Employing someone with a police or investigation background in the role of loss prevention manager was once seen as a logical choice for retailers: Faced with the realisation that people, both internal and external, were stealing company assets it made perfect sense to employ someone who was already catching thieves for a living. However, loss prevention has become a reluctant expense for many retailers due to the difficulty in actually quantifying the return/value loss prevention provides the business.
Retailers have never been more determined to squeeze every last piece of value out of the business and its staff than the present environment of diminishing returns. No longer are retailers accepting that a loss prevention manager’s role is just about catching crooks and interviewing staff. There is a growing expectation that the loss prevention manager can walk into a retail environment and have strong administrative skills around the back of shop and the running systems controlling stock flow/movement; an intimate understanding of the supply chain, stock-take process, mark down cycles, refund procedures and the process surrounding sales (voids, over-rides, cancellations, discounts and so forth). Add to this set of skills the ability to manage at a strategic level, deliver training across a diverse section of staff and management levels as well as carry out investigations and interviews, and you have a fairly extensive set of skills and requirements.
Which brings me back to the original question: Who would make a better loss prevention manager, somebody with a retail background or someone from a security/policing background? It is important to understand that every skill set required for this role is learnable; so in order to answer the first question, we need to answer this question – which skills are easier to learn?
On one hand, you look at the vastness of retail skills required for this position to succeed, and it would be very easy to jump to the conclusion that a person with a retail background wins hands down as the only skills totally outside of retail that have the ability to conduct an investigation; the capability to interview somebody and an understanding of how to put a brief of evidence together. It is easy to assume that these three things would be easier to learn than every aspect of retail.
Well, before you can cast your vote, you need to consider the requirements in more detail because, although there are more retail processes to learn, they are all just processes so, given time and a bit of capability, all of them can be learned with minimal fuss.
To a certain extent, the same can be said for the interview and investigation process.Conducting an investigation, particularly a preliminary investigation, is basically a fact finding mission with the facts put into a particular context allowing a decision to be made regarding the next step/s to be taken.

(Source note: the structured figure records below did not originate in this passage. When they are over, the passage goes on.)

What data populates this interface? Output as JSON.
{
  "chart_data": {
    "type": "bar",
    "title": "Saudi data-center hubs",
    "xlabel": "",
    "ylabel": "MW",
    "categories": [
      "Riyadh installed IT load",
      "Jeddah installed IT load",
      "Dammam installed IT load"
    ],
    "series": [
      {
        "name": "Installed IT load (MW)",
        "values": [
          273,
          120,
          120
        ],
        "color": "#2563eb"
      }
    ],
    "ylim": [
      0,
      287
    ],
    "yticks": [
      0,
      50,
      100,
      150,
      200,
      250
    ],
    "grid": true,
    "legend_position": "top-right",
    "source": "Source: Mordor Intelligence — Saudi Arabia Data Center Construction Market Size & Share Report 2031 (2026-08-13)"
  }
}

The investigation process is exactly that: A process and, in the classroom, or a controlled environment the process tends to run fairly smoothly with the desired outcome usually being reached. However when it comes time to actually sit down and conduct an interview with a staff member who you believe has stolen money or assets from the company the process can become very different.
Sitting across from a person who begins to realise that you may be on to them, and you may have just enough information to have them dismissed and possibly charged, becomes a very different situation than the interview training you carried out in the classroom. All of a sudden you have a person who could do any number of things: Become verbally aggressive or abusive, clam up and say nothing, get up and walk out or even become physically violent. This is the sort of scenario that needs to be considered when making the choice of who to select to head up a loss prevention department.

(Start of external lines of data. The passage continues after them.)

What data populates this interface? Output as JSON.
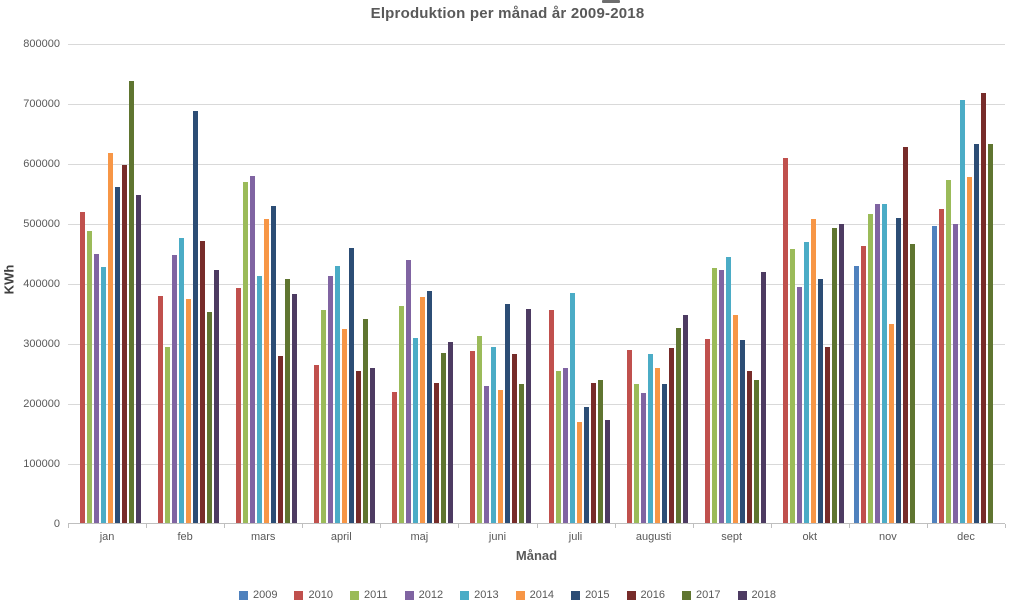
{
  "title": "Elproduktion per månad år  2009-2018",
  "chart_data": {
    "type": "bar",
    "title": "Elproduktion per månad år  2009-2018",
    "xlabel": "Månad",
    "ylabel": "KWh",
    "ylim": [
      0,
      800000
    ],
    "ytick_step": 100000,
    "ytick_labels": [
      "800000",
      "700000",
      "600000",
      "500000",
      "400000",
      "300000",
      "200000",
      "100000",
      "0"
    ],
    "grid": true,
    "legend_position": "bottom",
    "categories": [
      "jan",
      "feb",
      "mars",
      "april",
      "maj",
      "juni",
      "juli",
      "augusti",
      "sept",
      "okt",
      "nov",
      "dec"
    ],
    "series": [
      {
        "name": "2009",
        "color": "#4F81BD",
        "values": [
          null,
          null,
          null,
          null,
          null,
          null,
          null,
          null,
          null,
          null,
          428000,
          495000
        ]
      },
      {
        "name": "2010",
        "color": "#C0504D",
        "values": [
          518000,
          379000,
          391000,
          263000,
          219000,
          286000,
          355000,
          288000,
          306000,
          608000,
          461000,
          524000
        ]
      },
      {
        "name": "2011",
        "color": "#9BBB59",
        "values": [
          487000,
          293000,
          569000,
          355000,
          362000,
          311000,
          254000,
          232000,
          425000,
          457000,
          515000,
          572000
        ]
      },
      {
        "name": "2012",
        "color": "#8064A2",
        "values": [
          448000,
          446000,
          578000,
          412000,
          438000,
          229000,
          258000,
          216000,
          422000,
          393000,
          531000,
          498000
        ]
      },
      {
        "name": "2013",
        "color": "#4BACC6",
        "values": [
          426000,
          475000,
          411000,
          429000,
          308000,
          293000,
          384000,
          281000,
          444000,
          469000,
          532000,
          705000
        ]
      },
      {
        "name": "2014",
        "color": "#F79646",
        "values": [
          617000,
          373000,
          506000,
          323000,
          376000,
          222000,
          168000,
          259000,
          347000,
          506000,
          332000,
          576000
        ]
      },
      {
        "name": "2015",
        "color": "#2C4D75",
        "values": [
          560000,
          687000,
          528000,
          459000,
          387000,
          365000,
          194000,
          231000,
          305000,
          406000,
          508000,
          631000
        ]
      },
      {
        "name": "2016",
        "color": "#772C2A",
        "values": [
          597000,
          470000,
          279000,
          254000,
          233000,
          282000,
          234000,
          291000,
          254000,
          293000,
          627000,
          716000
        ]
      },
      {
        "name": "2017",
        "color": "#5F7530",
        "values": [
          737000,
          352000,
          407000,
          340000,
          284000,
          231000,
          238000,
          325000,
          239000,
          492000,
          465000,
          632000
        ]
      },
      {
        "name": "2018",
        "color": "#4D3B62",
        "values": [
          546000,
          421000,
          381000,
          258000,
          301000,
          357000,
          172000,
          346000,
          419000,
          499000,
          null,
          null
        ]
      }
    ]
  }
}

To give you an example – I had a loss prevention manager who came from a retail background, and he was very sound in all of the business’s administration and operational processes. The only process left to master was how to conduct an interview. I did all of the things that you do with a novice at conducting interviews: I had him sit in on interviews as a witness to purely observe the process, and I had him carry out countless mock interviews covering every scenario you could think of.

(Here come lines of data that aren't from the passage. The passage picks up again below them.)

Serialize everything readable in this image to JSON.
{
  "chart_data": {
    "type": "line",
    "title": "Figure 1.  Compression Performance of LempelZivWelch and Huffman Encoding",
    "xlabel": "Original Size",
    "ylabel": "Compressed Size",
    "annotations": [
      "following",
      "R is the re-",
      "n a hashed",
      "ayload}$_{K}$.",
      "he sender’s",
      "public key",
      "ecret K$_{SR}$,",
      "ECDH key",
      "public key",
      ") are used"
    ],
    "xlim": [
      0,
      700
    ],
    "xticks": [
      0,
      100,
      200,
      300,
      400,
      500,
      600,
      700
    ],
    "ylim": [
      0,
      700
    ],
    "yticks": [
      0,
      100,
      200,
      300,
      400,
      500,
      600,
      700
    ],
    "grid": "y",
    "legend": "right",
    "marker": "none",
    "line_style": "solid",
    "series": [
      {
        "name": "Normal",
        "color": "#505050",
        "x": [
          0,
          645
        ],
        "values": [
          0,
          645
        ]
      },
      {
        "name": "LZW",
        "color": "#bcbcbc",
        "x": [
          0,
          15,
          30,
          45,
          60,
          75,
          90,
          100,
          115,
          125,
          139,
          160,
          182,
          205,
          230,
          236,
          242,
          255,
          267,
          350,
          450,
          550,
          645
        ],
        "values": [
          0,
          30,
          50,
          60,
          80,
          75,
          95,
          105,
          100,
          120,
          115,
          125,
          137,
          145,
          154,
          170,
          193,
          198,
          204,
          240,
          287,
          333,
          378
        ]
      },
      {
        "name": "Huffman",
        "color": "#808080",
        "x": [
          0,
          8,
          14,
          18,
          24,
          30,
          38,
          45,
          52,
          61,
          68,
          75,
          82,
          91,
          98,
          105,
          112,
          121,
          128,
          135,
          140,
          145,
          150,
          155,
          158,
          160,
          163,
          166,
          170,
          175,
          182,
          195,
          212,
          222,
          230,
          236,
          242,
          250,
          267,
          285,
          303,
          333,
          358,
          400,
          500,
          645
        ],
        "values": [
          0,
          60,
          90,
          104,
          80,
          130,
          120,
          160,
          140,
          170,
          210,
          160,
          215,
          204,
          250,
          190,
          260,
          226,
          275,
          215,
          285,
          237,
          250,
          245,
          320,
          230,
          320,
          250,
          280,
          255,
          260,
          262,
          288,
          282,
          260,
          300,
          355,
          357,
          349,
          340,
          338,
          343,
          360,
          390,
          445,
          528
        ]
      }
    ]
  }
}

After a solid four weeks, he was confident and comfortable with his new found skill sets around interviewing, so he headed off to carry out his first interview which was a fairly straightforward
theft issue.
About ten minutes in, it all went pear shaped: The staff member didn’t like the way he was being spoken to and suddenly jumped up, ripped his shirt off and shaped up to fight my manager. After an aggressive verbal tirade, the offender ran out of the store. One month later and several sick days in between, my manager transferred out.
While this is an example of a retailer being unsuccessful in loss prevention, I’m sure that there are plenty that have been successful. Woolworths, one of this country’s largest retailers, has made a significant change in how loss prevention is run. Previously, the head of loss prevention for the Woolworths group came from a policing background and then worked up through the ranks of loss prevention to eventually hold one of the most senior loss prevention positions in the country.
When he retired last year, Woolworths made the decision to replace him with a highly competent and very successful retail executive. while his background wasn’t loss prevention, his understanding of retail and ability to manage people is at an extremely high level. Add to this the fact that he has highly competent national loss prevention managers across each brand (Big W, Dick Smith, Masters among others) who all have extensive loss prevention backgrounds, and this would appear to be a structure that is destined to succeed.
So is one better than the other? I guess only time will tell.